Servitudes d'utilité publique
Elles se caractérisent par trois traits :
1) Créées par la loi, elles sont établies dans le cadre de législations qui poursuivent des buts autres que l'aménagement : conservation du patrimoine, défense nationale, etc. Elles se distinguent donc des servitudes d'urbanisme qui ont pour objet de favoriser un aménagement harmonieux et qui ont leur source dans les documents d'urbanisme. Elles sont classées en 4 catégories : • Conservation du patrimoine ; • Utilisation de certaines ressources et équipements ; • Défense nationale ; • Salubrité et sécurité publique.

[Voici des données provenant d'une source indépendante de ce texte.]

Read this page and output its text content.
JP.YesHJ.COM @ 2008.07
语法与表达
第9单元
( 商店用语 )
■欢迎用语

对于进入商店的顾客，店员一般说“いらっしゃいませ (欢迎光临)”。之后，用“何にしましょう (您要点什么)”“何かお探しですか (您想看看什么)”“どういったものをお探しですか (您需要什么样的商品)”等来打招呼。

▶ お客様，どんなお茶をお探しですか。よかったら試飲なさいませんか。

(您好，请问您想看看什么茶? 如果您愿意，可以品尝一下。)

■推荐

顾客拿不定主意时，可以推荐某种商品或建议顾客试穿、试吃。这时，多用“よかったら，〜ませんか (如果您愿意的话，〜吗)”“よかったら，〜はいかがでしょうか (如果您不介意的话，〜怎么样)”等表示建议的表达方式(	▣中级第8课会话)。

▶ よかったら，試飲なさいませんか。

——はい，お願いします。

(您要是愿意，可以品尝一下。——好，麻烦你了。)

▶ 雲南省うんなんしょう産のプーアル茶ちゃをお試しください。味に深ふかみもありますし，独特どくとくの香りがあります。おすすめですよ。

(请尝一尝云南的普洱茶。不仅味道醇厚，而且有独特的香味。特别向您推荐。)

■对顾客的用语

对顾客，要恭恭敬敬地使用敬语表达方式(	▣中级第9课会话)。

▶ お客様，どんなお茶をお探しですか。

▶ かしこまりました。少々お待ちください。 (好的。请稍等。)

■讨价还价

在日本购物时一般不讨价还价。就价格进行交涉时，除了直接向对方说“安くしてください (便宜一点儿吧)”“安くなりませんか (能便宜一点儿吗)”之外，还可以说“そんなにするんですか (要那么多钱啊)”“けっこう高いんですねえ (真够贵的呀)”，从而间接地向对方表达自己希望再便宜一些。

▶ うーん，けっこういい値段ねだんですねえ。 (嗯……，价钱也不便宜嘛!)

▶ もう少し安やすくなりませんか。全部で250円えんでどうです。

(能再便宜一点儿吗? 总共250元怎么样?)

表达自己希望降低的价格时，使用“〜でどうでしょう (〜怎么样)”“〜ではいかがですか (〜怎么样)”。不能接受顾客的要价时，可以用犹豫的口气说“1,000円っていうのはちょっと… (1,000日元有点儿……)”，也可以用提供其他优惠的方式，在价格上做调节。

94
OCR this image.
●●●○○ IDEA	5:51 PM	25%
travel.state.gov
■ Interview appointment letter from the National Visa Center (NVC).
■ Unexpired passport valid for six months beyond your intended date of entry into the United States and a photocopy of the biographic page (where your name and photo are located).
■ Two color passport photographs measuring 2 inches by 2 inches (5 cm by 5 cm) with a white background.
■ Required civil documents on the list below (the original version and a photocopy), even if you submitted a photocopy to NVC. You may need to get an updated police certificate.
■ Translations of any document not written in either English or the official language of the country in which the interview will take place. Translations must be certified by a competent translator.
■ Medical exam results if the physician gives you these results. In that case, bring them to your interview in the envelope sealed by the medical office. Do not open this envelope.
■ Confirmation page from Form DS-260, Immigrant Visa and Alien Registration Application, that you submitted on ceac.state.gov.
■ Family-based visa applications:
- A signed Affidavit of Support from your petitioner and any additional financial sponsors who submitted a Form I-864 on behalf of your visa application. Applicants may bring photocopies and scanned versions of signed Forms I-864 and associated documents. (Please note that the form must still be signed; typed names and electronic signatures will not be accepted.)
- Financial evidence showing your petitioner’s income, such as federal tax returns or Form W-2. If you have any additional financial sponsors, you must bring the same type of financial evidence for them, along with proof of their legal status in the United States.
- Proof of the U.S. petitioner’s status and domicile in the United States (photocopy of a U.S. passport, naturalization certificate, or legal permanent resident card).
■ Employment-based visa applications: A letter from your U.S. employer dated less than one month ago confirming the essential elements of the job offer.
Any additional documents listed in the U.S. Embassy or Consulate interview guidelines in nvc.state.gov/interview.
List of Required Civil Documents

2) Les servitudes s'imposent aux territoires concernés. Toute servitude pouvant concerner une commune doit s'appliquer à son territoire. De cette obligation découlent trois conséquences : • 1ère conséquence : les communes qui vont élaborer un Plan Local d'Urbanisme doivent respecter les servitudes d'utilité publique affectant l'utilisation de leur sol. • 2ème conséquence : les Plans Locaux d'Urbanisme doivent comporter la liste des servitudes d'utilité publique affectant l'utilisation du sol. • 3ème conséquence : lorsqu'une nouvelle servitude est instituée, le maire doit procéder à la mise à jour du Plan Local d'Urbanisme.
Sol naturel Sol tel qu'il existe dans son état antérieur aux travaux de terrassement et d'exhaussement nécessaires pour la réalisation du projet de construction qui fait l'objet de la demande.
Surface de plancher La surface de plancher de la construction est égale à la somme des surfaces de planchers de chaque niveau clos et couvert, calculée à partir du nu intérieur des façades après déduction: • Des surfaces correspondant à l'épaisseur des murs entourant les embrasures des portes et fenêtres donnant sur l'extérieur ; • Des vides et des trémies afférentes aux escaliers et ascenseurs ; • Des surfaces de plancher d'une hauteur sous plafond inférieure ou égale à 1,80 mètre ; • Des surfaces de plancher aménagées en vue du stationnement des véhicules motorisés ou non, y compris les rampes d'accès et les aires de manœuvres ; • Des surfaces de plancher des combles non aménageables pour l'habitation ou pour des activités à caractère professionnel, artisanal, industriel ou commercial ; • Des surfaces de plancher des locaux techniques nécessaires au fonctionnement d'un groupe de bâtiments ou d'un immeuble autre qu'une maison individuelle au sens de l'article L. 231-1 du code de la construction et de l'habitation dans sa version en vigueur lors de l'approbation de la modification n° 2 du PLU, y compris les locaux de stockage des déchets ; • Des surfaces de plancher des caves ou des celliers, annexes à des logements, dès lors que ces locaux sont desservis uniquement par une partie commune ; • D'une surface égale à 10 % des surfaces de plancher affectées à l'habitation telles qu'elles résultent le cas échéant de l'application des alinéas précédents, dès lors que les logements sont desservis par des parties communes intérieures.
Terrain Bien foncier constitué par toute parcelle ou ensemble de parcelles d'un seul tenant appartenant à un même propriétaire.